Si hay algo que me pudiera haber gustado más que ser un astro del fútbol, sería escribir como Chesterton. Ahora que lo pienso, no recuerdo ninguna referencia del autor al fútbol, lo que me confirma en mi sospecha de que el fútbol ha llegado a ser lo que es a partir de la década del cincuenta. Chesterton escribe, sin embargo, como pudiera hacerlo un futbolista que dominase todas las suertes del juego, el regate corto, el desmarque, el pase largo, el arranque imparable, el tiro a la media vuelta, la vaselina, el pase al hueco, o cualquiera de los recursos sorprendentes de todos los buenos jugadores.
Por esa razón leer a Chesterton es instalarse en la sorpresa y, de vez en cuando, sentir ganas vehementes de gritar o de aplaudir frenéticamente; lo malo es que la lectura es un vicio solitario y todo lo que uno puede hacer es interrumpirse para reír a carcajadas, pero se corre el riesgo de que te tomen por loco. Hay una cosa todavía más llamativa en los textos de Chesterton que su carácter dinámico, revelador; es muy difícil no estar de acuerdo con lo que dice, lo que realmente es una rareza, sobre todo si, como me parece que es mi caso, se lee a la contra, tratando de quitarle el balón al autor para meterle un gol por la escuadra.
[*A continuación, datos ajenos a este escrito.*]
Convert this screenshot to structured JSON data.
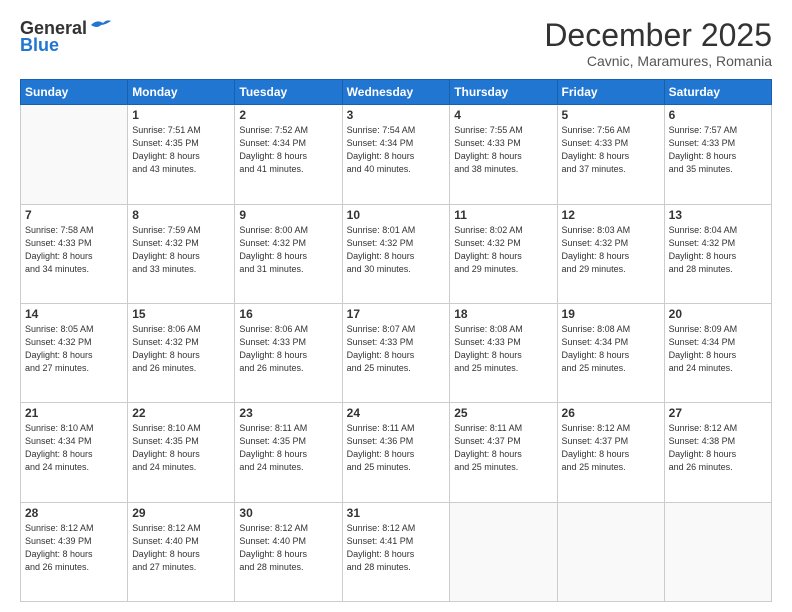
{
  "header": {
    "logo_general": "General",
    "logo_blue": "Blue",
    "month_title": "December 2025",
    "subtitle": "Cavnic, Maramures, Romania"
  },
  "days_of_week": [
    "Sunday",
    "Monday",
    "Tuesday",
    "Wednesday",
    "Thursday",
    "Friday",
    "Saturday"
  ],
  "weeks": [
    [
      {
        "day": "",
        "info": ""
      },
      {
        "day": "1",
        "info": "Sunrise: 7:51 AM\nSunset: 4:35 PM\nDaylight: 8 hours\nand 43 minutes."
      },
      {
        "day": "2",
        "info": "Sunrise: 7:52 AM\nSunset: 4:34 PM\nDaylight: 8 hours\nand 41 minutes."
      },
      {
        "day": "3",
        "info": "Sunrise: 7:54 AM\nSunset: 4:34 PM\nDaylight: 8 hours\nand 40 minutes."
      },
      {
        "day": "4",
        "info": "Sunrise: 7:55 AM\nSunset: 4:33 PM\nDaylight: 8 hours\nand 38 minutes."
      },
      {
        "day": "5",
        "info": "Sunrise: 7:56 AM\nSunset: 4:33 PM\nDaylight: 8 hours\nand 37 minutes."
      },
      {
        "day": "6",
        "info": "Sunrise: 7:57 AM\nSunset: 4:33 PM\nDaylight: 8 hours\nand 35 minutes."
      }
    ],
    [
      {
        "day": "7",
        "info": "Sunrise: 7:58 AM\nSunset: 4:33 PM\nDaylight: 8 hours\nand 34 minutes."
      },
      {
        "day": "8",
        "info": "Sunrise: 7:59 AM\nSunset: 4:32 PM\nDaylight: 8 hours\nand 33 minutes."
      },
      {
        "day": "9",
        "info": "Sunrise: 8:00 AM\nSunset: 4:32 PM\nDaylight: 8 hours\nand 31 minutes."
      },
      {
        "day": "10",
        "info": "Sunrise: 8:01 AM\nSunset: 4:32 PM\nDaylight: 8 hours\nand 30 minutes."
      },
      {
        "day": "11",
        "info": "Sunrise: 8:02 AM\nSunset: 4:32 PM\nDaylight: 8 hours\nand 29 minutes."
      },
      {
        "day": "12",
        "info": "Sunrise: 8:03 AM\nSunset: 4:32 PM\nDaylight: 8 hours\nand 29 minutes."
      },
      {
        "day": "13",
        "info": "Sunrise: 8:04 AM\nSunset: 4:32 PM\nDaylight: 8 hours\nand 28 minutes."
      }
    ],
    [
      {
        "day": "14",
        "info": "Sunrise: 8:05 AM\nSunset: 4:32 PM\nDaylight: 8 hours\nand 27 minutes."
      },
      {
        "day": "15",
        "info": "Sunrise: 8:06 AM\nSunset: 4:32 PM\nDaylight: 8 hours\nand 26 minutes."
      },
      {
        "day": "16",
        "info": "Sunrise: 8:06 AM\nSunset: 4:33 PM\nDaylight: 8 hours\nand 26 minutes."
      },
      {
        "day": "17",
        "info": "Sunrise: 8:07 AM\nSunset: 4:33 PM\nDaylight: 8 hours\nand 25 minutes."
      },
      {
        "day": "18",
        "info": "Sunrise: 8:08 AM\nSunset: 4:33 PM\nDaylight: 8 hours\nand 25 minutes."
      },
      {
        "day": "19",
        "info": "Sunrise: 8:08 AM\nSunset: 4:34 PM\nDaylight: 8 hours\nand 25 minutes."
      },
      {
        "day": "20",
        "info": "Sunrise: 8:09 AM\nSunset: 4:34 PM\nDaylight: 8 hours\nand 24 minutes."
      }
    ],
    [
      {
        "day": "21",
        "info": "Sunrise: 8:10 AM\nSunset: 4:34 PM\nDaylight: 8 hours\nand 24 minutes."
      },
      {
        "day": "22",
        "info": "Sunrise: 8:10 AM\nSunset: 4:35 PM\nDaylight: 8 hours\nand 24 minutes."
      },
      {
        "day": "23",
        "info": "Sunrise: 8:11 AM\nSunset: 4:35 PM\nDaylight: 8 hours\nand 24 minutes."
      },
      {
        "day": "24",
        "info": "Sunrise: 8:11 AM\nSunset: 4:36 PM\nDaylight: 8 hours\nand 25 minutes."
      },
      {
        "day": "25",
        "info": "Sunrise: 8:11 AM\nSunset: 4:37 PM\nDaylight: 8 hours\nand 25 minutes."
      },
      {
        "day": "26",
        "info": "Sunrise: 8:12 AM\nSunset: 4:37 PM\nDaylight: 8 hours\nand 25 minutes."
      },
      {
        "day": "27",
        "info": "Sunrise: 8:12 AM\nSunset: 4:38 PM\nDaylight: 8 hours\nand 26 minutes."
      }
    ],
    [
      {
        "day": "28",
        "info": "Sunrise: 8:12 AM\nSunset: 4:39 PM\nDaylight: 8 hours\nand 26 minutes."
      },
      {
        "day": "29",
        "info": "Sunrise: 8:12 AM\nSunset: 4:40 PM\nDaylight: 8 hours\nand 27 minutes."
      },
      {
        "day": "30",
        "info": "Sunrise: 8:12 AM\nSunset: 4:40 PM\nDaylight: 8 hours\nand 28 minutes."
      },
      {
        "day": "31",
        "info": "Sunrise: 8:12 AM\nSunset: 4:41 PM\nDaylight: 8 hours\nand 28 minutes."
      },
      {
        "day": "",
        "info": ""
      },
      {
        "day": "",
        "info": ""
      },
      {
        "day": "",
        "info": ""
      }
    ]
  ]
}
Los escritores que se dejan ganar no son siempre los peores, pero con Chesterton se te quitan las ganas de jugar y te pones, simplemente, a ver el partido que, en consecuencia, acaba siempre con goleada. Todo esto viene a cuenta de una cosa que ayer subrayé leyéndolo, y que dice algo así como que es un grave error suponer que la ausencia de convicciones definidas proporcione libertad y agilidad. No pude evitar el sentimiento de que, como diría Billy Wilder, nadie es perfecto: es obvio que Chesterton no es un posmoderno, y, por supuesto, que no ha tenido el placer de convivir con ZP, aunque no creo que esto pueda considerarse una carencia.